Background: Demographic factors such as ethnicity may affect bariatric surgery outcomes. We examined weight loss and co-morbidities outcomes in African American, Caucasian, and Hispanic patients who underwent laparoscopic gastric banding (LAGB) and Roux-en-Y gastric bypass (RYGB). The primary aim was to investigate demographic differences in weight loss and co-morbidities outcomes.
Methods: We retrospectively examined weight change and co-morbidities outcomes in our prospective database. A total of 1,903 patients underwent LAGB or RYGB between January 1, 2005 and March 31, 2012. Of those, 1828 completed their 1-year follow-up visit (9-15 mo) and had complete data. We excluded patients who were missing ethnicity information, resulting in a final cohort of 1,684 patients. Multivariate analyses and χ2 tests were used to examine demographic variables in body mass index (BMI) change, percent excess weight loss (%EWL), and remission of co-morbidities. We also examined weight loss outcomes at 2- and 3-year follow-up.

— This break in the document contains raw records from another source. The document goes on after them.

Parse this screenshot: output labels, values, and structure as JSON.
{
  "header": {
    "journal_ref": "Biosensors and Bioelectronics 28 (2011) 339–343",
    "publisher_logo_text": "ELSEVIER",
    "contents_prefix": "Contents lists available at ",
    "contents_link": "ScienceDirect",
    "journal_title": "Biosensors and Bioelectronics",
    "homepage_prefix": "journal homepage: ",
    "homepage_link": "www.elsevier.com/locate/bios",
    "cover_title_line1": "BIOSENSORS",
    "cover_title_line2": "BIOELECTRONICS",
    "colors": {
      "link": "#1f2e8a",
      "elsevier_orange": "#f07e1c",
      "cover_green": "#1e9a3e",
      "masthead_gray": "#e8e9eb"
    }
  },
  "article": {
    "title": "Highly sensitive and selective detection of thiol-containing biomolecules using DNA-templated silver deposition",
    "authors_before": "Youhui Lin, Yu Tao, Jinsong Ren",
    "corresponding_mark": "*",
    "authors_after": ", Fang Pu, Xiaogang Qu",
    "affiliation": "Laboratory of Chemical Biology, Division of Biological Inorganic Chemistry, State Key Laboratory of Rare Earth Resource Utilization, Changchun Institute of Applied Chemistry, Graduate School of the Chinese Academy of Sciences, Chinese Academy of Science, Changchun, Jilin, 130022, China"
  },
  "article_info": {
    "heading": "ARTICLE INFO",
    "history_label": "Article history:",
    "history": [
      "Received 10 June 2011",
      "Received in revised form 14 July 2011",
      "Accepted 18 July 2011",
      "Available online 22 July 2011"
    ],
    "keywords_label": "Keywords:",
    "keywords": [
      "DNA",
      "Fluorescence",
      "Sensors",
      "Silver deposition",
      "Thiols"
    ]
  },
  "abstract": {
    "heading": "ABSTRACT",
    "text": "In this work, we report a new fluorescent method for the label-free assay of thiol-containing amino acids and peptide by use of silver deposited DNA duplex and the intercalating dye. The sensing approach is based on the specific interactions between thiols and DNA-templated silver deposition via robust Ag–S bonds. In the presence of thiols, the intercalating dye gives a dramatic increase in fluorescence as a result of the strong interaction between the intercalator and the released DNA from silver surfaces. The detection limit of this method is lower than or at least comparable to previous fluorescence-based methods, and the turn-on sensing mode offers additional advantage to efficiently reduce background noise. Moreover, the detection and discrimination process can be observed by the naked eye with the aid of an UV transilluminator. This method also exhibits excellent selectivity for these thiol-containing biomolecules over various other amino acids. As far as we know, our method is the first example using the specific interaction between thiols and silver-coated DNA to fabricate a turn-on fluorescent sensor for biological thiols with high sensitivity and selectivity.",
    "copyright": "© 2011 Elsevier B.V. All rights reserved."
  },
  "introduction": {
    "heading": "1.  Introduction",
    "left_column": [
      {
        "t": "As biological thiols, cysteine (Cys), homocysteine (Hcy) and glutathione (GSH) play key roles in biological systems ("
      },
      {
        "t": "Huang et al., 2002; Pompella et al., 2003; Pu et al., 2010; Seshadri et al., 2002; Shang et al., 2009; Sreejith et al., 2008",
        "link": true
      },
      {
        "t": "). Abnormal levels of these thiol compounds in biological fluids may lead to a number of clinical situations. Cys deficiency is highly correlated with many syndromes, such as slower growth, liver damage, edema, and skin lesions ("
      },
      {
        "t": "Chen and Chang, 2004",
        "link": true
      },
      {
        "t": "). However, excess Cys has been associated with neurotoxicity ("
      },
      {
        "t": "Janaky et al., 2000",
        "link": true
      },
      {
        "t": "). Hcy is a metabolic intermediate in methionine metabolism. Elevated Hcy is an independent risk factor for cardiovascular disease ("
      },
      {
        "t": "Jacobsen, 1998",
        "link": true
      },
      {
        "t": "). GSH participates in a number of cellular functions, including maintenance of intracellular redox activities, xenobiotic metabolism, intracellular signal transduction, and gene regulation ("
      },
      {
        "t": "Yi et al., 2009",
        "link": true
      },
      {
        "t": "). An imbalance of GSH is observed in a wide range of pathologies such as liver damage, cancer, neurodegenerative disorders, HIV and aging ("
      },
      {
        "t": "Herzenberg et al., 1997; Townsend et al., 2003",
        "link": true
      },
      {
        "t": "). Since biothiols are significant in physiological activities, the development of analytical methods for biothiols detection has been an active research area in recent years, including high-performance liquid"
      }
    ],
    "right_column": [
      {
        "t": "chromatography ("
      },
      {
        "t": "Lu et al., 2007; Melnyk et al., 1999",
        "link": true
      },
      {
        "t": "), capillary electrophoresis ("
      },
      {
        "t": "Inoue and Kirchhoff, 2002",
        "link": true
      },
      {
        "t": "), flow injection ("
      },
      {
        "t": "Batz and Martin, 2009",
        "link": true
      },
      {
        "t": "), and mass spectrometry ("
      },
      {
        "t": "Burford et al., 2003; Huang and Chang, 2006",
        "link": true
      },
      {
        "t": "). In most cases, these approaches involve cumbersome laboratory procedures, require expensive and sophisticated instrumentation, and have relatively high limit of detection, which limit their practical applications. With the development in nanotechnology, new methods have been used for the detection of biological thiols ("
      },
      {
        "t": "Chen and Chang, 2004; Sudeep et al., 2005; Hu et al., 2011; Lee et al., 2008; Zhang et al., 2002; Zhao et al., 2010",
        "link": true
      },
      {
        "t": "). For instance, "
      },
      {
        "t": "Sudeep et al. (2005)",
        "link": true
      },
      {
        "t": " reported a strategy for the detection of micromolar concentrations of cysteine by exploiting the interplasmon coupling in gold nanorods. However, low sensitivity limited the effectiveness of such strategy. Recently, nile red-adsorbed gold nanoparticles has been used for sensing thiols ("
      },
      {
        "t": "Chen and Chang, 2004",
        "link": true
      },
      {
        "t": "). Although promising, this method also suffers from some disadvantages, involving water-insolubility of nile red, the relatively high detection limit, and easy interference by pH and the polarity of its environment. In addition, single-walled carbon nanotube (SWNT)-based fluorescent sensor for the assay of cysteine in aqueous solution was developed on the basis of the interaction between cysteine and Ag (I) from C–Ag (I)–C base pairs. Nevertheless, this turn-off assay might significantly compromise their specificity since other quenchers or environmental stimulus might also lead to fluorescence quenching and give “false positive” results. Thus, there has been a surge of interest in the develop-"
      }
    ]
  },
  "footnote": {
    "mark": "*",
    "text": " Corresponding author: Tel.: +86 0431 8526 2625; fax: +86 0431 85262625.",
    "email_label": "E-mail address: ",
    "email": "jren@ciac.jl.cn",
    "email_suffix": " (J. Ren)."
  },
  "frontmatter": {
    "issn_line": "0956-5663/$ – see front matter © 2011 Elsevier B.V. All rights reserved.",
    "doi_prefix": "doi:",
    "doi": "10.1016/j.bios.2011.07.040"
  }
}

Results: Overall, those who underwent RYGB had a lower BMI and greater %EWL at 1, 2, and 3 years compared to those who had undergone LAGB. Overall, African American patients had a higher postoperative BMI than either Caucasian or Hispanic patients. African American patients also showed less %EWL than Caucasian and Hispanic patients. When we examined within surgery type, ethnic differences between African American and Caucasian patients were present across all 3 years in RYGB, but there were no ethnic differences by year 3 in LAGB. Additionally, African American and Hispanic patients no longer differed by year 3 in RYGB and by year 2 in LAGB. There were no significant ethnic differences in remission of diabetes, hyperlipidemia, hypertension, and sleep apnea at 1 year.
Conclusion: Our study found significant ethnic differences in the postoperative BMI and %EWL, which were more pronounced in patients undergoing RYGB than LAGB at the 3-year time point. These weight loss differences did not translate to a lower rate of co-morbidities remission.
Keywords: Bariatric surgery; Ethnicity; Gender; Race.